Latent Scope

Latent Scope is an open source tool that leverages the latest in LLMs to embed, visualize, cluster and categorize your data.

It's really two tools, a pipeline tool to systematically process your datasets and an exploration interface to visualize and edit your categorized data. Latent Scope can be run fully locally using only open-source models or it can leverage several popular model providers.

The pipeline is made up of several powerful pieces put together that work on unstructured text input:

1. Ingest

Ingest your data, either from a CSV, Parquet file or a Pandas DataFrame

2. Embed

Run each piece of text through an embedding model, locally or via 3rd party API

3. Project

Turn the embedding vectors into x,y coordinates with UMAP

4. Cluster

Organize dense groups of points into distinct clusters with HDBSCAN

5. Label

Ask an LLM to create a label for each cluster by summarizing a list of text taken from each cluster (local or 3rd party API)

6. Save

Save your scope, preparing it for exploration or export for use in other tools.

Once you've put your data through this process you will be ready to explore and curate it in the exploration interface.

Getting started

Follow the guides to get started:

Example Analysis

What can you do with Latent Scope?
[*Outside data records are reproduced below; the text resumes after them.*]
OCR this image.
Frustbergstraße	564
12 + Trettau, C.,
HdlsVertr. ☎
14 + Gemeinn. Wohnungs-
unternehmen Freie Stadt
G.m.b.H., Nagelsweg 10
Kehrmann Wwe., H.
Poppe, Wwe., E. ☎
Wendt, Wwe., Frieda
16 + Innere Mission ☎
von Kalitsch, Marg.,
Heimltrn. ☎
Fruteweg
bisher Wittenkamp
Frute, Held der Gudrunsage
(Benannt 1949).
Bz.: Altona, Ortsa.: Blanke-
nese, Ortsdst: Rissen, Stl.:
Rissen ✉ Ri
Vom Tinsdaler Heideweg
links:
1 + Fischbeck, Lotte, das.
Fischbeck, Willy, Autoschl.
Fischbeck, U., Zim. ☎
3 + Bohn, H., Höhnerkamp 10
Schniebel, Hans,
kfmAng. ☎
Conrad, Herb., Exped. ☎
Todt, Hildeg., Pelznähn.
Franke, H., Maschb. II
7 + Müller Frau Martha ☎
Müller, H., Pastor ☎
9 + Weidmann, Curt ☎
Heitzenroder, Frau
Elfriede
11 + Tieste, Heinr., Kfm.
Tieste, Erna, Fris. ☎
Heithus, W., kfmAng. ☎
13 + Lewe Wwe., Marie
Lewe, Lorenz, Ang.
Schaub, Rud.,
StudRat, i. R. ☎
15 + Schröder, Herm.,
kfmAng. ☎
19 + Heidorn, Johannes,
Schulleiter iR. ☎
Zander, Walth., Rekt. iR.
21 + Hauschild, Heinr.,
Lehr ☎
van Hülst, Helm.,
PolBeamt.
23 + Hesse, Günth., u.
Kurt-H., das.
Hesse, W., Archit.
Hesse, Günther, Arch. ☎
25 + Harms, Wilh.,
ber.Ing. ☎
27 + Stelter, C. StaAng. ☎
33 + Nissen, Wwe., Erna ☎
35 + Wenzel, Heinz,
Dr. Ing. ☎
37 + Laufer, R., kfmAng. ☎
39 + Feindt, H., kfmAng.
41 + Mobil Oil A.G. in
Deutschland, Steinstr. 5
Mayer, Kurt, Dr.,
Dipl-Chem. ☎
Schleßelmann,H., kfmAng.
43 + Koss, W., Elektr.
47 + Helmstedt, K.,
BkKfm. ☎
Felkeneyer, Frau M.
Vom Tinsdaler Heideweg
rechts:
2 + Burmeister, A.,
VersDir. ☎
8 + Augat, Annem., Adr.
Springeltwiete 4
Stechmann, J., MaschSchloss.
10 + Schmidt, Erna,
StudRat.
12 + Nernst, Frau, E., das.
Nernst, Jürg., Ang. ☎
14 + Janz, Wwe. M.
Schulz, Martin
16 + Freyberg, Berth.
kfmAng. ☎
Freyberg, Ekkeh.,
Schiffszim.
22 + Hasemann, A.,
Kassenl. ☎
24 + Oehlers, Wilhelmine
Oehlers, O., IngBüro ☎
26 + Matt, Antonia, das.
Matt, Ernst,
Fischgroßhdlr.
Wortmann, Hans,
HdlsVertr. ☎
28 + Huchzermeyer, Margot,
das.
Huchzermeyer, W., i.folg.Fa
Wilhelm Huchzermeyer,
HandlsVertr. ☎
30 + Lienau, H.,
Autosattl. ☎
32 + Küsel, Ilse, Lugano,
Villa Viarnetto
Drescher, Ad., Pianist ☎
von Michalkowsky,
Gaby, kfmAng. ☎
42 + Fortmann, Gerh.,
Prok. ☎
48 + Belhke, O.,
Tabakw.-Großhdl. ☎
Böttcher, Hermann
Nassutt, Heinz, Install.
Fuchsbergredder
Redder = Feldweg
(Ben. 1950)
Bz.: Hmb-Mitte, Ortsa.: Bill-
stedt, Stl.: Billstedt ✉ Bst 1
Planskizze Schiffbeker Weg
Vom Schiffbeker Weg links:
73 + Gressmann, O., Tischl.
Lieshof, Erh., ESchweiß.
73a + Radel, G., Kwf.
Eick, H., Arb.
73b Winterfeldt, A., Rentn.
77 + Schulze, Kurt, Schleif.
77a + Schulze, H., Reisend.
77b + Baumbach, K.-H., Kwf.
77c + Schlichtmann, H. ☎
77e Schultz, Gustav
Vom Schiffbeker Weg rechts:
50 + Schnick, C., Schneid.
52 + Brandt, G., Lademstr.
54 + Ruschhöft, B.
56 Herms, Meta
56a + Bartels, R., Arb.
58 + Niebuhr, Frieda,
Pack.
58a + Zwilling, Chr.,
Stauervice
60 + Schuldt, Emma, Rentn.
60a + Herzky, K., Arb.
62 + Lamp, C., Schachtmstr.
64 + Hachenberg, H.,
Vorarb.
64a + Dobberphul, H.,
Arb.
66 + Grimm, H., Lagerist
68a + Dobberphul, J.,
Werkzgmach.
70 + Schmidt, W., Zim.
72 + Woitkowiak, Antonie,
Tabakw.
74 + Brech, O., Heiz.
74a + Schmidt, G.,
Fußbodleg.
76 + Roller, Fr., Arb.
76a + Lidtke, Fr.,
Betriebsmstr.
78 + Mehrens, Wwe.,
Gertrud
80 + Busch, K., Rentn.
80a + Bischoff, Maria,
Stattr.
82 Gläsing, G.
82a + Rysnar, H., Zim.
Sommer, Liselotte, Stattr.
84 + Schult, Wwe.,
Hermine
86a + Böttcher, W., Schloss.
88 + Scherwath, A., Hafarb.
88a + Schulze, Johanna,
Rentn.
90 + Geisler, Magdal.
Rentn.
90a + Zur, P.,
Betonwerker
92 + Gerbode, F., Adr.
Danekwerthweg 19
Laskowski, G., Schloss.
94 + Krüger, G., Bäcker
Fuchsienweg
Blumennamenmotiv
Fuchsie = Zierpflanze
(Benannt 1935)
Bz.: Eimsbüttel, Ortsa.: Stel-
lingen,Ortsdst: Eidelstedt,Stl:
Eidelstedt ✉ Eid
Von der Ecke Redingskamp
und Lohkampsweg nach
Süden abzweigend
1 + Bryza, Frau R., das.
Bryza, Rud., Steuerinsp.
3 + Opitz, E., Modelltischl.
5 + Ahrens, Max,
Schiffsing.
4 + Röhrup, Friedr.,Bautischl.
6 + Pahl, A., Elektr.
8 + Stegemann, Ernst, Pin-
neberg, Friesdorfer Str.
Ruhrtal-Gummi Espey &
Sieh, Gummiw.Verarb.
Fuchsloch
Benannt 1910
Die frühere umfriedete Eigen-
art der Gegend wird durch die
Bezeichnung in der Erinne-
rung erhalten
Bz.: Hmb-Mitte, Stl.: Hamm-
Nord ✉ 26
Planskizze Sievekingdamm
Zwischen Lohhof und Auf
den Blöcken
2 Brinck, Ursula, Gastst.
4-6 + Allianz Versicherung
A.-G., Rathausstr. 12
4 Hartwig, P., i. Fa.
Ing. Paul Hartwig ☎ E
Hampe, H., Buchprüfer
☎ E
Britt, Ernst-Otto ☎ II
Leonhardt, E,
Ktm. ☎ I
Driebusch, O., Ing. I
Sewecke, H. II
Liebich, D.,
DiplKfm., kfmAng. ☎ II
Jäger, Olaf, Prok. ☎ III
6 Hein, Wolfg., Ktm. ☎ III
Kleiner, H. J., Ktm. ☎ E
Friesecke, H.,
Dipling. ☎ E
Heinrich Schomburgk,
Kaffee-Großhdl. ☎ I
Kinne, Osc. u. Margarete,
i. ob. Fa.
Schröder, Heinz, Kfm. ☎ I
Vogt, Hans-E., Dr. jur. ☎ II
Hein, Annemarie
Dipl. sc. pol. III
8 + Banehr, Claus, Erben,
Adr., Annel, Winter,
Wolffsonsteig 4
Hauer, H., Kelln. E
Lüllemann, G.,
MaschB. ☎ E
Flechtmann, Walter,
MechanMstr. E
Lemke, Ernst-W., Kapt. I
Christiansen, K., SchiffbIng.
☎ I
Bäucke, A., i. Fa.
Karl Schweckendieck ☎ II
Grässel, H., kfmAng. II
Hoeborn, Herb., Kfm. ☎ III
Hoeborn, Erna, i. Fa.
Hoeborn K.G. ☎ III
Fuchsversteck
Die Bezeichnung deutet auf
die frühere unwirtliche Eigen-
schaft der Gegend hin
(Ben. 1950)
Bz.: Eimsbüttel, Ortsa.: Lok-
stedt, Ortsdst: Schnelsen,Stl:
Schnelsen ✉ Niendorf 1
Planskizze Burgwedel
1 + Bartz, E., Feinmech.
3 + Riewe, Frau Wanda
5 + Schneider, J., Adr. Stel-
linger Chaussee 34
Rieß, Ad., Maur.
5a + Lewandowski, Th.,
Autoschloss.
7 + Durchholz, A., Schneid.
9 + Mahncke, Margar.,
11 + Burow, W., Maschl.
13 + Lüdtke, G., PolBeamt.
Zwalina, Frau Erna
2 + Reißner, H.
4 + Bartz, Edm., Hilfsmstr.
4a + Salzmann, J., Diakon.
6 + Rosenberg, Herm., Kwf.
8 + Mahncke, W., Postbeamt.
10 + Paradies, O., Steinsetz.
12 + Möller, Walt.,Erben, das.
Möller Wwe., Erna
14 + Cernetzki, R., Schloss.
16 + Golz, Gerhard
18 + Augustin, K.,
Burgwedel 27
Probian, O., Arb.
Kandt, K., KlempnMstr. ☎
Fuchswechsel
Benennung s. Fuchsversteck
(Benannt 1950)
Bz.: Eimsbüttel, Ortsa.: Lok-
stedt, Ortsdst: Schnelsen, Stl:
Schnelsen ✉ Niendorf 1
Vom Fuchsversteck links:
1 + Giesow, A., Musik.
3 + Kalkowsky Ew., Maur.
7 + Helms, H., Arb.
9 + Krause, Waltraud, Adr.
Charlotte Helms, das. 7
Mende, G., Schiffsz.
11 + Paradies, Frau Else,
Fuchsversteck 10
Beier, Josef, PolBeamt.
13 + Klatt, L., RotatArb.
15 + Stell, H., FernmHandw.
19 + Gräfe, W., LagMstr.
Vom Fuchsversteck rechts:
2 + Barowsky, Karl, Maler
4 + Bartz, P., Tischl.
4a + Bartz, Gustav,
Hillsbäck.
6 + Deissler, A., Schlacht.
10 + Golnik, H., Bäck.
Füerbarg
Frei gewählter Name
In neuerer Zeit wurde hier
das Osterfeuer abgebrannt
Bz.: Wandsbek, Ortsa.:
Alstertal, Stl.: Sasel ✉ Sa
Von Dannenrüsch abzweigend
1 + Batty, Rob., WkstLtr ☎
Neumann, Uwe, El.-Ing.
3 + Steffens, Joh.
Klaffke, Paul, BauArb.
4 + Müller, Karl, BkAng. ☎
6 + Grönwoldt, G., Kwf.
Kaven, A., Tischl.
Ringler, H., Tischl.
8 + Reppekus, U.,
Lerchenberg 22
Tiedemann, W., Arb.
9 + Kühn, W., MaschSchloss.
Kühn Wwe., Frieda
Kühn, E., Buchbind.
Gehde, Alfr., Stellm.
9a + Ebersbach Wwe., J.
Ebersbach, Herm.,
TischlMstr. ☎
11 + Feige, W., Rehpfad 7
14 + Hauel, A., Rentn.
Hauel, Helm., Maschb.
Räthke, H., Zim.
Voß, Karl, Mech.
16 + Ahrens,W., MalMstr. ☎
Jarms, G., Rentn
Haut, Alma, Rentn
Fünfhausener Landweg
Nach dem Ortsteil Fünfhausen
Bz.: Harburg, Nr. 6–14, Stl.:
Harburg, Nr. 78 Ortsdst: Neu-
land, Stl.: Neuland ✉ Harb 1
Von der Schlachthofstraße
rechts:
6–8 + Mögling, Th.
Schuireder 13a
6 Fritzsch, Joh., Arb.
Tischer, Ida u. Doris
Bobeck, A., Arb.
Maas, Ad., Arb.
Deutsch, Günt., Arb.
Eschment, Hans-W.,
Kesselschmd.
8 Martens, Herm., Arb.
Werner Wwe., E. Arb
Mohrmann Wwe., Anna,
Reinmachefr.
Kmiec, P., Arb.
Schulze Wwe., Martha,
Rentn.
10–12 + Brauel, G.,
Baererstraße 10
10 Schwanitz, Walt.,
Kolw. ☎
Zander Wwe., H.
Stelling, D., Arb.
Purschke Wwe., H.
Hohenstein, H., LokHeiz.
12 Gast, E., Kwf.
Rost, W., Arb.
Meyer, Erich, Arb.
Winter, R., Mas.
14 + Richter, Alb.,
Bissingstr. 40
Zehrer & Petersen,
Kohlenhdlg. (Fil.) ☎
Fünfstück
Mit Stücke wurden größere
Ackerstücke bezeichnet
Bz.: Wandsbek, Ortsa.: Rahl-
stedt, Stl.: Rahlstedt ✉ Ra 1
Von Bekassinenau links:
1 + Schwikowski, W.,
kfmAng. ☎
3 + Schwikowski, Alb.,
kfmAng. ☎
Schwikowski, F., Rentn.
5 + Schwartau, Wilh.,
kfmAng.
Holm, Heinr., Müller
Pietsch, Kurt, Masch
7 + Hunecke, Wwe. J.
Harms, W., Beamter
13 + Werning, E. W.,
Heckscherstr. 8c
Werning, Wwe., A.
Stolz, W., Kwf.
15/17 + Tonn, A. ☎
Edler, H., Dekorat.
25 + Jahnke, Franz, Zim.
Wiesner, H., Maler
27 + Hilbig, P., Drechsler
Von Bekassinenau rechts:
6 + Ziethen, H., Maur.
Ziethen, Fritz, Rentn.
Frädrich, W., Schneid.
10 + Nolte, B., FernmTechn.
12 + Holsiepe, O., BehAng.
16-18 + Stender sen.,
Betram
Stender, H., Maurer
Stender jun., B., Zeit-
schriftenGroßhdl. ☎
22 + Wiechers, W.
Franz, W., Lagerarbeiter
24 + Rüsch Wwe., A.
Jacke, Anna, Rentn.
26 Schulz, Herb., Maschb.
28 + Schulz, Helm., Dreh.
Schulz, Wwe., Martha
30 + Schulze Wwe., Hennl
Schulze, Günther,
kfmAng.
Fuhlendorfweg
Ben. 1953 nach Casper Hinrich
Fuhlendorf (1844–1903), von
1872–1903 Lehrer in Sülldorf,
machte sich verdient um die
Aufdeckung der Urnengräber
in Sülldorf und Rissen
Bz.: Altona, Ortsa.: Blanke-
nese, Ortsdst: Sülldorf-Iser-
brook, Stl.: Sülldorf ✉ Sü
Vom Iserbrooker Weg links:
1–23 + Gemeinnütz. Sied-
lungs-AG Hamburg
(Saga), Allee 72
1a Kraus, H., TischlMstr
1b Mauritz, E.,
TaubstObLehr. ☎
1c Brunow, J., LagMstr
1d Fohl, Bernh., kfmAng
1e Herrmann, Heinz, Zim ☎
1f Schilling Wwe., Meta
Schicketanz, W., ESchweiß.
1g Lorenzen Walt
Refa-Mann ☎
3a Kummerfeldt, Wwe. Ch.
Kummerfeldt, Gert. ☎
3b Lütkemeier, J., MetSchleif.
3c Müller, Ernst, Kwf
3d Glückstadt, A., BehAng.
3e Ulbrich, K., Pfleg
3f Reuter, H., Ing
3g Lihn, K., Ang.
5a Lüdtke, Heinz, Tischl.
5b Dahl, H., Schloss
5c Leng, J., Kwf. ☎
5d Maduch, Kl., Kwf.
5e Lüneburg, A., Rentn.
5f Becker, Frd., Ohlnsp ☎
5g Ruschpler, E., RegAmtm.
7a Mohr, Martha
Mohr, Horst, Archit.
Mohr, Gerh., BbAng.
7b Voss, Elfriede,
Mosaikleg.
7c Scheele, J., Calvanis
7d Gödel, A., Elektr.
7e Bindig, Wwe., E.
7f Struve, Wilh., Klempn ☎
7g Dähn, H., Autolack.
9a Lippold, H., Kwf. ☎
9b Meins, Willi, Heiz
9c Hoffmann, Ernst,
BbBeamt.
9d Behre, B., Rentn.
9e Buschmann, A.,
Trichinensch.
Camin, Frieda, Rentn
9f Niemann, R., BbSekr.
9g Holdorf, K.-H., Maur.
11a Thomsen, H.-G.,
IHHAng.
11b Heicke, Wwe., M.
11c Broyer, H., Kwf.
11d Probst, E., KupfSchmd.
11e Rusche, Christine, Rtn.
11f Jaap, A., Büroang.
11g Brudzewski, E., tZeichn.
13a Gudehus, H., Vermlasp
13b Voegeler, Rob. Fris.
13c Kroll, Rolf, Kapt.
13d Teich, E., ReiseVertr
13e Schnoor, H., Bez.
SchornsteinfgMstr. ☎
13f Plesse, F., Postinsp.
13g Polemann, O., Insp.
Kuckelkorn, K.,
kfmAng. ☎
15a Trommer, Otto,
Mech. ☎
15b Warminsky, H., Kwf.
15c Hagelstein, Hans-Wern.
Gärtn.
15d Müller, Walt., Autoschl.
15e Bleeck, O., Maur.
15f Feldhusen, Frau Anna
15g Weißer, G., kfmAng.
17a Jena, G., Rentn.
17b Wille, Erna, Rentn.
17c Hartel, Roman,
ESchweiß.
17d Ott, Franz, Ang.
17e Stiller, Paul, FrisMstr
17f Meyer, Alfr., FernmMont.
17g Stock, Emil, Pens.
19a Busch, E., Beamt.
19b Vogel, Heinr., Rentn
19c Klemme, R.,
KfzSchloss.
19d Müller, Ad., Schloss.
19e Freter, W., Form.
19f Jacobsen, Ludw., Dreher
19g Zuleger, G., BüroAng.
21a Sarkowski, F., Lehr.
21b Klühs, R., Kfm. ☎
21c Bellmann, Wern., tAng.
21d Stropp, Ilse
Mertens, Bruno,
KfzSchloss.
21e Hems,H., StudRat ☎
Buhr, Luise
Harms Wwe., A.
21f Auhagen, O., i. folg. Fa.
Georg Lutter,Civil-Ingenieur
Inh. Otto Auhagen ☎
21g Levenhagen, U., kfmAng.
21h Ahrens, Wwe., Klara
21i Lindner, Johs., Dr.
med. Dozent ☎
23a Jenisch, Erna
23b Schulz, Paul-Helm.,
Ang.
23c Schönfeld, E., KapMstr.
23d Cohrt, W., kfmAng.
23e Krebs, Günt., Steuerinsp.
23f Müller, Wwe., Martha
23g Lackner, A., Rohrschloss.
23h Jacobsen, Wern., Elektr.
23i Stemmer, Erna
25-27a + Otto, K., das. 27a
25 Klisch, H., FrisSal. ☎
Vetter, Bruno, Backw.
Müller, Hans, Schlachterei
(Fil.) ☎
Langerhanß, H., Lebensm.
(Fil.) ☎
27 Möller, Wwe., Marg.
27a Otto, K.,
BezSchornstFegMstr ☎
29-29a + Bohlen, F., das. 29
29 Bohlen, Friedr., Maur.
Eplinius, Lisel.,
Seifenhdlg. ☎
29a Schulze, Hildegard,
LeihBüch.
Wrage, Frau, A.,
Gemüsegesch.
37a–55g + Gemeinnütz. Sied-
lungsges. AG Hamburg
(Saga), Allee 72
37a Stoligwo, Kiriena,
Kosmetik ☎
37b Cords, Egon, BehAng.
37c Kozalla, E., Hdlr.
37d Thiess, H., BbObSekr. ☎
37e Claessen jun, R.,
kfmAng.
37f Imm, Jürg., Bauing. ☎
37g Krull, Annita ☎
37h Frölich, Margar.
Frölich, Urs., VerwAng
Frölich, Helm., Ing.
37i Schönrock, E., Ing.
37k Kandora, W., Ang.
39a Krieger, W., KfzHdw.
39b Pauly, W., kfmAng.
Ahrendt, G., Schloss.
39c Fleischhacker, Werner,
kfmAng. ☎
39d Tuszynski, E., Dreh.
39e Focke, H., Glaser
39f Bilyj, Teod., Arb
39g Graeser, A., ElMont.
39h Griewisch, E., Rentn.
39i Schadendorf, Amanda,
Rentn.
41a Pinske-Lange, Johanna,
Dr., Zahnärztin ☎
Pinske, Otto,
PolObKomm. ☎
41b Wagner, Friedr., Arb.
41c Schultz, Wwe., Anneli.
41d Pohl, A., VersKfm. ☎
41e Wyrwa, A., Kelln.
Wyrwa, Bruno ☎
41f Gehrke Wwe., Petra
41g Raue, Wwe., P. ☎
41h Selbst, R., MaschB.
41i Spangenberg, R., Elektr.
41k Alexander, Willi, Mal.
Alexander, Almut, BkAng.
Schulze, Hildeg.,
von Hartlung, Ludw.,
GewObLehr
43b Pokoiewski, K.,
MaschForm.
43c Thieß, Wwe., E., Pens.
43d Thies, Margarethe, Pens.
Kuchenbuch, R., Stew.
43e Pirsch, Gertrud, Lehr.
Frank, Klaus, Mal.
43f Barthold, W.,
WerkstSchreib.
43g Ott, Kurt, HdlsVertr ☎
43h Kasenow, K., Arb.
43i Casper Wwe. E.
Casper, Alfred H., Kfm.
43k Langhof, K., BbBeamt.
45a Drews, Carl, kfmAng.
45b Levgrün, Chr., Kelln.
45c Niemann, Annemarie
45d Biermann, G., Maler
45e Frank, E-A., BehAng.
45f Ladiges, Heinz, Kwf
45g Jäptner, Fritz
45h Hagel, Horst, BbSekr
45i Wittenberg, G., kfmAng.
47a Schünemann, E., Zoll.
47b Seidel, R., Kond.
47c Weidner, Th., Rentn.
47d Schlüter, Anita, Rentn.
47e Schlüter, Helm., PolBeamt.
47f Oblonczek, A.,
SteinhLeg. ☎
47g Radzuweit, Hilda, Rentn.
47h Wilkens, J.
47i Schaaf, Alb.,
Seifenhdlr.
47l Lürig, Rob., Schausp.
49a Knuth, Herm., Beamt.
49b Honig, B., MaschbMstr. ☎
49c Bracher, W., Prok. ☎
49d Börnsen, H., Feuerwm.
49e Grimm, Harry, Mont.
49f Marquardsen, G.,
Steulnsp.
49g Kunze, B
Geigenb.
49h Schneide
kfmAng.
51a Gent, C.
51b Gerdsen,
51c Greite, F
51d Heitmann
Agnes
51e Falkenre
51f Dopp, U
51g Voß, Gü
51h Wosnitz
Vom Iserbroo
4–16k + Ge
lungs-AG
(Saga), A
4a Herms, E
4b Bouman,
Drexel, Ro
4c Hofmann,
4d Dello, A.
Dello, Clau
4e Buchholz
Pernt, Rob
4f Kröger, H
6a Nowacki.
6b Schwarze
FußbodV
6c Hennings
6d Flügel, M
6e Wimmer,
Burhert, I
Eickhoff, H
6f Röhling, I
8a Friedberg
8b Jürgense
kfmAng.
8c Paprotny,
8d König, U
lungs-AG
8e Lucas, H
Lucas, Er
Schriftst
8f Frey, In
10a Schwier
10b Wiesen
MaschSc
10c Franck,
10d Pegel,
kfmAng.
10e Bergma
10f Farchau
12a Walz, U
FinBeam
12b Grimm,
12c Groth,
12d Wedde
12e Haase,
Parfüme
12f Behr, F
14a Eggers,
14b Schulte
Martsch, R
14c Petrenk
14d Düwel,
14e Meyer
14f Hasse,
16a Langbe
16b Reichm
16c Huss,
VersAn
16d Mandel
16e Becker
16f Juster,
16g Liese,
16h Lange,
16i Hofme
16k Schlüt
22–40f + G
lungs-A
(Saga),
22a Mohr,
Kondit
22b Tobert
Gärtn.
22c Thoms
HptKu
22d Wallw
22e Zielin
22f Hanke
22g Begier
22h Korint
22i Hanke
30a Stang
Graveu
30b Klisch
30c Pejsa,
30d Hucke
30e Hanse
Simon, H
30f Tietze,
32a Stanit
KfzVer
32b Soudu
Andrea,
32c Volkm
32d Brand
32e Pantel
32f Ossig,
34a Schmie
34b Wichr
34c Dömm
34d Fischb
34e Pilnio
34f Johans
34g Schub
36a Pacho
The following examples demonstrate the kinds of perspective and insights you can gain from your unstructured text data.

Explore free-responses from surveys in this datavis survey analysis
Cluster thousands of GitHub issues and PRs
Analyze the popularity and content of 10,000 tweets
Sort through two hundred years and 50,000 US Federal laws

Inputs and Outputs

To use Latent Scope you will need some data to input. This can be in the form of a CSV file, parquet file or a Pandas DataFrame. Currently, the focus of Latent Scope is unstructured text data, so you will need to choose a column that will be put through the process.

The process will then go through a series of steps that result in a scope, a data format that captures the output of the process in a handy parquet file with a JSON metadata file.

Design Principles

This tool is meant to be a part of a broader data workflow, a lens that helps you see things in your data that you wouldn't otherwise have. That means it needs to be easy to get data in, and easily get useful data out.

Flat files All of the data that drives the app is stored in flat files. This is so that both final and intermediate outputs can easily be exported for other uses. It also makes it easy to see the status of any part of the process.
Remember everything This tool is intended to aid in research, the purpose is experimentation and exploration. I developed it because far too often I try a lot of things and then I forget what parameters lead me down a promising path in the first place. All choices you make in the process are recorded in metadata files along with the output of the process.
It's all about the indices We consider an input dataset the source of truth, a list of rows that can be indexed into. So all downstream operations, whether its embeddings, pointing to nearest neighbors or assigning data points to clusters, all use indices into the input dataset.